Painful Truth
- Erica Taylor
- Mar 21, 2021
- 3 min read
Tomorrow is my return to work. I admit that I have worries. After all, my current pill regime is an adequate, but not perfect solution and there is still admittedly a lot wrong with me including my continuing mysterious chest pain.
I keep thinking about last time that tried to return only to realize that I couldn’t manage it. I have been drilling and drilling, testing myself to see if can manage this. But, doing tests and simulations isn’t the same as doing a thing for real.
I am doing my best to surrender those fears to God and be hopeful and courageous- knowing that God will see me through to whatever end. And I am resting in the fact that I honestly do feel that God is telling me to return to work.
Still, my rapidly approaching change has caused me to be very reflective. I found myself thinking a lot this week about painful truths.
I remember a time with my nieces and nephews. My oldest niece had gotten into a fight with her brother. She scratched him and stomped off angrily. He came crying to me- a common enough occurrence.
But, this time, he showed me that he was bleeding. I fixed him up and went and got his sister. I told her to apologize. She didn’t want to and started talking about what he had done to provoke her. I showed her his wound, that he had made him bleed. She didn’t want to look. But, I showed her anyway. She burst into tears, ran and locked herself in the bathroom, crying that she was “a monster.”
So, then, I had to talk her down and explain that she wasn’t a monster and that I didn’t want to hurt her. But, I needed her to understand that her actions have consequences. I remember wondering at that time if I had done the right thing. But, then I flashed to another moment.
I remembered when I took the kids to the Museum of Civil and Human Rights. My nephew got very upset looking at the footage of the sit-ins, watching college students get beaten, yelled at, yanked, having things poured on them. He cried and said that he didn’t want to see any more. I held him and made him continue to watch. I told him that I knew it was painful and I was sorry. But, that I needed him to see the truth. Him knowing the truth was the only way to keep it from happening again.

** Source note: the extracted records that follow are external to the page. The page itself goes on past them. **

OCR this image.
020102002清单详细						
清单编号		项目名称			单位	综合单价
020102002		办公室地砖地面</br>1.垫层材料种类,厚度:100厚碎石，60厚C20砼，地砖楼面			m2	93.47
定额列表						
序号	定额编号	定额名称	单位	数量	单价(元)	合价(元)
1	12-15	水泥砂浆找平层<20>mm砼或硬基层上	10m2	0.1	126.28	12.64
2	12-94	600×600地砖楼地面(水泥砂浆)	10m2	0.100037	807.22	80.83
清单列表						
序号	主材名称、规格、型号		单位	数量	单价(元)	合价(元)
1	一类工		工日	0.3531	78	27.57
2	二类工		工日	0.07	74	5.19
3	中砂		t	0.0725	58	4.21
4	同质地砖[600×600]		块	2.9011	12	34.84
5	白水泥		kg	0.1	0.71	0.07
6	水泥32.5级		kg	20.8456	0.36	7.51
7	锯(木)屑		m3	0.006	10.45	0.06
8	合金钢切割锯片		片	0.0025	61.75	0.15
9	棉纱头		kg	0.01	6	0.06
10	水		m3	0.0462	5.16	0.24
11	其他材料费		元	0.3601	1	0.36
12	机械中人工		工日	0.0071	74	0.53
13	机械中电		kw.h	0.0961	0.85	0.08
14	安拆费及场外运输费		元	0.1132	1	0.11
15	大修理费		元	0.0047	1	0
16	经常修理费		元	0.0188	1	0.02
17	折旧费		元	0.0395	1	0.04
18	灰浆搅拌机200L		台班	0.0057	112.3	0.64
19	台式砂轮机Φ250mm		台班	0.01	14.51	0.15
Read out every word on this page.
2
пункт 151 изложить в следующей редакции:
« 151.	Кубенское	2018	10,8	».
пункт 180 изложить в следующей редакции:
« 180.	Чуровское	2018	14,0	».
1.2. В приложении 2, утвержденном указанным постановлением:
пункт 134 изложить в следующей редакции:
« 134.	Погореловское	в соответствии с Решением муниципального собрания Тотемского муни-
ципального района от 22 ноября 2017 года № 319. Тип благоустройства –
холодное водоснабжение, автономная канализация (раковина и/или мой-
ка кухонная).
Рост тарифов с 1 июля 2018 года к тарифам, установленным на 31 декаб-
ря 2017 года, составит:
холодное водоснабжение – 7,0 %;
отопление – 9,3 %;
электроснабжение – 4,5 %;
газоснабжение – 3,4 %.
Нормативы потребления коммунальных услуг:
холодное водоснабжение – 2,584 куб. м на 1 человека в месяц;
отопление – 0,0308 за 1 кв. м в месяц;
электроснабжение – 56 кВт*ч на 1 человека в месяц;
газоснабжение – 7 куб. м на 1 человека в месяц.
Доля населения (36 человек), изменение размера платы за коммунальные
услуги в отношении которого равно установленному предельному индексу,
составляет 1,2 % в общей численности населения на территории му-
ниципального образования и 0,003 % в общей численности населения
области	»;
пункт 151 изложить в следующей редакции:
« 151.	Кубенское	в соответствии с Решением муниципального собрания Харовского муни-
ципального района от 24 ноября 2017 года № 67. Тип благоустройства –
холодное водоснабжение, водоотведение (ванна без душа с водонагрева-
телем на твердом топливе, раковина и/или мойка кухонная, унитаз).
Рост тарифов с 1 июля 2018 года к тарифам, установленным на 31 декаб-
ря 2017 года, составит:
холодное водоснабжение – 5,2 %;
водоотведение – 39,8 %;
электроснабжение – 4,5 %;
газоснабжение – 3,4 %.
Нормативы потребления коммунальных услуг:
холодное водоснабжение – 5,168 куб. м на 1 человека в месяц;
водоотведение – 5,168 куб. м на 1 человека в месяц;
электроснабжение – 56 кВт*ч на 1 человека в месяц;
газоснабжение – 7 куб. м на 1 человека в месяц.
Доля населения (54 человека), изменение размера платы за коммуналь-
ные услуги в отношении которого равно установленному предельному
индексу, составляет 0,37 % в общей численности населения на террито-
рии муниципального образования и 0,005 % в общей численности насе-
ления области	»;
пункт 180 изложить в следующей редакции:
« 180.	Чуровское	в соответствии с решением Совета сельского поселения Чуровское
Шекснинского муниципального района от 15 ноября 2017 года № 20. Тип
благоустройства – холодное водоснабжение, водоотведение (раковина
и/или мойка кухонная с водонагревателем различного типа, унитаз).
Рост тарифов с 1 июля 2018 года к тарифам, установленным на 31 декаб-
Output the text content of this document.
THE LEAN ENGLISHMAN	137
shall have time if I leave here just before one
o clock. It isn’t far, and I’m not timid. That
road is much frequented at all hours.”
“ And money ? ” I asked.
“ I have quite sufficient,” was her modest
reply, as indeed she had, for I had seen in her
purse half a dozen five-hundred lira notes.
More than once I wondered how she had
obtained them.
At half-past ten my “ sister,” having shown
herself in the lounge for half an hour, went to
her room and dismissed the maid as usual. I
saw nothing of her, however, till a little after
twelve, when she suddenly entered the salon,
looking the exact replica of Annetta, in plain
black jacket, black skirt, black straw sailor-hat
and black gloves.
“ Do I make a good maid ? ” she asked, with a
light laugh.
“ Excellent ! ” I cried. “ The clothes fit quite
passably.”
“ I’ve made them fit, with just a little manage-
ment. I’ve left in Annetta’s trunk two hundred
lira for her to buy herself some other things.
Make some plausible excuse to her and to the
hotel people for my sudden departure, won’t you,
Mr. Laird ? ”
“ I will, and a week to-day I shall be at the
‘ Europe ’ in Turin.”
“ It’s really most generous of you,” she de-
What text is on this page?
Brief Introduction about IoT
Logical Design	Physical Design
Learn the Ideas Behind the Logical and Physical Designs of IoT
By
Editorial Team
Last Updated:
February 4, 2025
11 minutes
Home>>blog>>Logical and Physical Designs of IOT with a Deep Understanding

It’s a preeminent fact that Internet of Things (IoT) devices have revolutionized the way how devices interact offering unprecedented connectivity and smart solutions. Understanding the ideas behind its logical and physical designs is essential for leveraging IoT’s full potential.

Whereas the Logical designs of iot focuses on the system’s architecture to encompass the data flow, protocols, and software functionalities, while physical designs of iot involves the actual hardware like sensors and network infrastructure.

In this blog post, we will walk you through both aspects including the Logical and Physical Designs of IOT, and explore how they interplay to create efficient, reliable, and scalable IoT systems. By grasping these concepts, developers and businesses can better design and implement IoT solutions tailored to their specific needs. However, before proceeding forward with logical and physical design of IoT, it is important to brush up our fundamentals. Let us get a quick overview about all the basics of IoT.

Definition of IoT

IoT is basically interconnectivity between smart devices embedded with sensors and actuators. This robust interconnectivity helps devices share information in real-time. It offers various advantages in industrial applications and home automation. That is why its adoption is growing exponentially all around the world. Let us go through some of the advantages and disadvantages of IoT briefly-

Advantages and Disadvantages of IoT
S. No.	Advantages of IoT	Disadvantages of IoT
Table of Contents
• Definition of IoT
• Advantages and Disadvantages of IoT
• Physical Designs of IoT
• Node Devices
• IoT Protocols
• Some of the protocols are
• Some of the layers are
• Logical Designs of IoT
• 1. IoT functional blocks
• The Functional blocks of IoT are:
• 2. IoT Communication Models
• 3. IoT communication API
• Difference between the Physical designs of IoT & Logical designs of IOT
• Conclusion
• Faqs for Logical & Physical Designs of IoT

That brought me to thinking about covid denial- how it still persists even in the face of all that we lost. I reflected that for many of those deniers, fear of the painful truth is most likely at the root. It’s very hard to accept painful truths. That’s why they say ignorance is bliss.
Painful truths cause us to accept the ugliness in the world and whatever our role in that ugliness may be. We have to confront the “monster” hiding within all of us, open our hearts to the pain of seeing human suffering. We have to be willing to be uncomfortable, sad, or mad. Willing to accept our own failures and limitations.
It feels so much easier to hide from it. But, that doesn’t make it go away. It only makes it worse.
When I used to teach Sunday school, I used to talk to my students about guilt. I would tell them to stop trying to avoid feeling guilt and looking at guilt as a bad thing. Instead, I told them to look at guilt as a warning sign. It’s your mind, your gut, the holy spirit trying to tell you that something that you did feels wrong to you. Even though you can’t go back and fix that thing in the past, if you listen to that feeling, it will let you know what to not do in the future.
You have to be willing to be uncomfortable to learn the lessons that the discomfort is trying to teach you.
If we can learn to confront the ugliness of painful truth, we can learn the lessons it has to teach us. But, if we continue to try to hide from the pain, we will only compound it-causing more pain to more people.
I pray that covid deniers learn to confront painful truth. As for me, I don’t know the future. I don’t know if I’ll run into a painful truth that shrinks my estimate of myself and how well I am doing in my recovery. But, I can’t be so afraid that I don’t try. And if I run into a painful truth, I’ll do my best to recieve it with my eyes wide open.